Di antaranya, pemerintah telah menarik Dubes RI di Australia dan telah mengirimkan nota protes terhadap Pemerintah Australia. Dengan

langkah-langkah tersebut, pemerintah berharap pihak Australia menunjukkan itikad baik untuk menangani persoalan ini.

‘’Yang jelas nota protes keras atas hal ini telah kita sampaikan melalui Menlu. Dan kami kira bahwa taruhan ini sangat besar bagi kedua negara, karena kita ingin bahwa kepentingan nasional kita di satu sisi dan kepentingan nasional mereka (Australia, red) di sisi lain dalam kerjasama strategis harusnya bisa didahulukan,’’ jelasnya.

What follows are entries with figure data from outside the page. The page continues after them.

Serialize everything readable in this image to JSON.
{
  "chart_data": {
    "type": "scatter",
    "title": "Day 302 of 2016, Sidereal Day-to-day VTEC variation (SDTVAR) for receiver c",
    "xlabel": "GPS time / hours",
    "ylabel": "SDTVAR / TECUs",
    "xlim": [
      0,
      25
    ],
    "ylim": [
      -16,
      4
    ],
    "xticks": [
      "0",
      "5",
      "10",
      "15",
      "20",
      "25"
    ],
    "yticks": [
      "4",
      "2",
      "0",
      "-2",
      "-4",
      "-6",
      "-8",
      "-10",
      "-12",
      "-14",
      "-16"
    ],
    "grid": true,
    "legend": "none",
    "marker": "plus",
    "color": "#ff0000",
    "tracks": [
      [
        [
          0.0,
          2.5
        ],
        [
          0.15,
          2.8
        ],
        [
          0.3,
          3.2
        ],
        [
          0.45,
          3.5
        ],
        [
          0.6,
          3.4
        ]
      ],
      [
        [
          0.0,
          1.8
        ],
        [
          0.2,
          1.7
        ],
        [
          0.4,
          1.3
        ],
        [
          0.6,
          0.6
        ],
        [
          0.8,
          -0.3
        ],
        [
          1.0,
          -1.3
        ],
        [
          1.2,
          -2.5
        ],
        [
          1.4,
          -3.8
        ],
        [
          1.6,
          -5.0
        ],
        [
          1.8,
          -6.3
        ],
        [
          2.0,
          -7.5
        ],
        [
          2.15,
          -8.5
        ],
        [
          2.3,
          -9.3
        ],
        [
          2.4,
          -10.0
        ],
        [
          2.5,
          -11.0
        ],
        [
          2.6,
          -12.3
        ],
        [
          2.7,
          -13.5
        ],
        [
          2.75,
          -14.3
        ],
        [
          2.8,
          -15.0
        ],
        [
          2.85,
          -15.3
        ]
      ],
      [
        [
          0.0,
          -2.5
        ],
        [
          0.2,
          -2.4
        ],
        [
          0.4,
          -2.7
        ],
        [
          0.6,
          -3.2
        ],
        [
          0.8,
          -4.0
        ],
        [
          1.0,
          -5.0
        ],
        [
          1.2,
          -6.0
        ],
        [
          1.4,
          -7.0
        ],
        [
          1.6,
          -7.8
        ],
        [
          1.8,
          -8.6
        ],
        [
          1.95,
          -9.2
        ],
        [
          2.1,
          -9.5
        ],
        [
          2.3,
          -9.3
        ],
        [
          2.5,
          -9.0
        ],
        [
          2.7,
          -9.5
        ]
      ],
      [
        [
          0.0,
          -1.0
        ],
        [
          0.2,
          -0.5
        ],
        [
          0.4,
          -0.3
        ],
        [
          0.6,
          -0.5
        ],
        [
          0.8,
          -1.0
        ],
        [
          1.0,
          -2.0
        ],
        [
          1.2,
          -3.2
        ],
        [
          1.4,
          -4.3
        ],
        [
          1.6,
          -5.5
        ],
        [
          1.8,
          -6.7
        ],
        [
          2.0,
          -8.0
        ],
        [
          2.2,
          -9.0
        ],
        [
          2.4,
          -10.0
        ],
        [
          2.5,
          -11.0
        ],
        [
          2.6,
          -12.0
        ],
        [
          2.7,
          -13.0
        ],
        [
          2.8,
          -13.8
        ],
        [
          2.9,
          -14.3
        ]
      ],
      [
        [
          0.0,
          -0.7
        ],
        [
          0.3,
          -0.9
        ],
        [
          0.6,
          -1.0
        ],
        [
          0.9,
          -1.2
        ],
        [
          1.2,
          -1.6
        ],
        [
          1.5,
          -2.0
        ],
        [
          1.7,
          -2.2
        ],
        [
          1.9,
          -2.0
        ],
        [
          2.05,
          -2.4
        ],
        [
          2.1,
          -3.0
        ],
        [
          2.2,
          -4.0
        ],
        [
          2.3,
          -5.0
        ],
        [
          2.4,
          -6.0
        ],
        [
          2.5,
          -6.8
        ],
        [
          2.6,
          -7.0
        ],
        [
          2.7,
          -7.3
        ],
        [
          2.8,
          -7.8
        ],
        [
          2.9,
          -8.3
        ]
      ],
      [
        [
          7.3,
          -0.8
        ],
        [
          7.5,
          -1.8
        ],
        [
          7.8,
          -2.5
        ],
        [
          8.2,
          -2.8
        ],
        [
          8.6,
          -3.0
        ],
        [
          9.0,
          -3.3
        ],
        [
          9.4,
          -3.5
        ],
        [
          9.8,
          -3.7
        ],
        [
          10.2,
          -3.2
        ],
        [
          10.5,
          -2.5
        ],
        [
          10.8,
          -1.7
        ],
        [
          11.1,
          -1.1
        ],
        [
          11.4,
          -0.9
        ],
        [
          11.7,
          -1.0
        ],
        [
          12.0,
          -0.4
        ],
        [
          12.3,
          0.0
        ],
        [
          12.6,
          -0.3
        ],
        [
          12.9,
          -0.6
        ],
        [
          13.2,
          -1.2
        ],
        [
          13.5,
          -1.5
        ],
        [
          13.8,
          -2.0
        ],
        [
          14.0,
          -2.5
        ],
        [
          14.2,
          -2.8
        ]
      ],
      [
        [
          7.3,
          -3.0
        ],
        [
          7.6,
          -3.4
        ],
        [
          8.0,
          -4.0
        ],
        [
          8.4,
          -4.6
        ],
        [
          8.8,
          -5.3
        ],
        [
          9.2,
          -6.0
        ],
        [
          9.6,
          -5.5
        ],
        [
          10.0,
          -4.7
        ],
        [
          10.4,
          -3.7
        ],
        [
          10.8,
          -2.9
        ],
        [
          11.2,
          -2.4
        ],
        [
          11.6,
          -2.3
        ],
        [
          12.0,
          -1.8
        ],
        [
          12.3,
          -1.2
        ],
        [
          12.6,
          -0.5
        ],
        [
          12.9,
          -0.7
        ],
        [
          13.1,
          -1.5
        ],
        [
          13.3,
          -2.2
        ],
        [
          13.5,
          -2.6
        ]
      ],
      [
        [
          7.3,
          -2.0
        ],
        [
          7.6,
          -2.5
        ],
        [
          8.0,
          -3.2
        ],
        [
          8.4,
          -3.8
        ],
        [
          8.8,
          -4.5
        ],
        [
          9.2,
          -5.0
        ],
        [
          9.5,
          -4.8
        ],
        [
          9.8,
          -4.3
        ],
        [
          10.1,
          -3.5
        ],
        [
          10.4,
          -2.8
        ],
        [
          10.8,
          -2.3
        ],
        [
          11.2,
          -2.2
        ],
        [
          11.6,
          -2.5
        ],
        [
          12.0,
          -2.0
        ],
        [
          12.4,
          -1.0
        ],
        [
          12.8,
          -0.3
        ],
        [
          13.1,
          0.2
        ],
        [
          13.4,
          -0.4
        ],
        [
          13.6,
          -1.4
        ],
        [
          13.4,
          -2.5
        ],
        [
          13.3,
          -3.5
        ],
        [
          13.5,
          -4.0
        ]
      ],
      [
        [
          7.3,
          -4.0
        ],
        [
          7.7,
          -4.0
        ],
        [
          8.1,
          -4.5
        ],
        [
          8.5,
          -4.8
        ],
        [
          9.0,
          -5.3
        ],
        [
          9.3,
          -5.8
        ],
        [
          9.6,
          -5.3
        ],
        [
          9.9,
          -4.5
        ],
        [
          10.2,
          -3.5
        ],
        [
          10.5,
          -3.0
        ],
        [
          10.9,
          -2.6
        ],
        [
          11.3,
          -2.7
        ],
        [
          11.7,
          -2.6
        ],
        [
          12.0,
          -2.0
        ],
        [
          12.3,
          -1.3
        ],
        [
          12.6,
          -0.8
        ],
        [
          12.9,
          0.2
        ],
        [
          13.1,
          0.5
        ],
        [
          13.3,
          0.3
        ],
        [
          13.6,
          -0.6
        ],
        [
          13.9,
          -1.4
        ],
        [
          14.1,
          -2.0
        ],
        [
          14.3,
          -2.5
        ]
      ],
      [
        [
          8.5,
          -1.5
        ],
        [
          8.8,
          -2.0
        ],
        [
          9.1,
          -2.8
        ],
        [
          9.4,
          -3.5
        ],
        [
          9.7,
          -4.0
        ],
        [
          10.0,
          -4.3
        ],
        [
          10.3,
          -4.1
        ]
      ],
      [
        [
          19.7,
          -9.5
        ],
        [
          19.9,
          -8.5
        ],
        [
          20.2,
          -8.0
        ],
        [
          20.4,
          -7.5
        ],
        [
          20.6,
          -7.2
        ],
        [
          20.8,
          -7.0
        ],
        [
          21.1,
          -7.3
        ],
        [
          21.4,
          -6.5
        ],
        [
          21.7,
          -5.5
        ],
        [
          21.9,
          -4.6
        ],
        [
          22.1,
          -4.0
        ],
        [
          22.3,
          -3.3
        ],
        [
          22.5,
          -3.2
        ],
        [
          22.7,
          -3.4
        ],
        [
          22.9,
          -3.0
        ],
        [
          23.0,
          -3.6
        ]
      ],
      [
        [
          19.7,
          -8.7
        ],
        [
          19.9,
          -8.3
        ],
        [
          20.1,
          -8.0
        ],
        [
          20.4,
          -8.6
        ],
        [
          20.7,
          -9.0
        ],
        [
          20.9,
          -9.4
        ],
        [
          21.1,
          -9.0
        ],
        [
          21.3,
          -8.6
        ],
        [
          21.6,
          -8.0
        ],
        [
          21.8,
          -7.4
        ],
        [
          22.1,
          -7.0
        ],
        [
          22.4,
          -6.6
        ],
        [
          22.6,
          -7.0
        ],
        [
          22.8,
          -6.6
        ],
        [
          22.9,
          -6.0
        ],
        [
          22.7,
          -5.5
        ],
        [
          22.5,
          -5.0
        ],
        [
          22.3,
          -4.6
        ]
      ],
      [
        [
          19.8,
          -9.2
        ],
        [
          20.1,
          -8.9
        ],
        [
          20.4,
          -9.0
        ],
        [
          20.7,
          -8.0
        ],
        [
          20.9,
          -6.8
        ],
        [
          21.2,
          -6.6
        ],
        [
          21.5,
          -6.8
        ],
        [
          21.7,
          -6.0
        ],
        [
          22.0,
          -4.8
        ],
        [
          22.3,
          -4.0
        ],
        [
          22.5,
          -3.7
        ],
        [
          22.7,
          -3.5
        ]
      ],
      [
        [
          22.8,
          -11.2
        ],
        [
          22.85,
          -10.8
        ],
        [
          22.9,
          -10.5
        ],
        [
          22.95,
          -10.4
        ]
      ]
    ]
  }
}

Namun, lanjut Julian, Pemerintah Indonesia masih menunggu penjelasan lebih lanjut dari pemerintah Australia. Pihaknya meyakini, sikap yang ditunjukkan pihak Australia saat ini, belum final.

‘’Presiden masih menunggu langkah-langkah lebih lanjut. Kami tetap melihat bahwa perkembangan hari ini (kemarin, red) belum final dari sikap pemerintah Australia. Kita berharap perkembangan positif untuk penyelamatan lebih lanjut hubungan kedua negara,’’ lanjutnya.  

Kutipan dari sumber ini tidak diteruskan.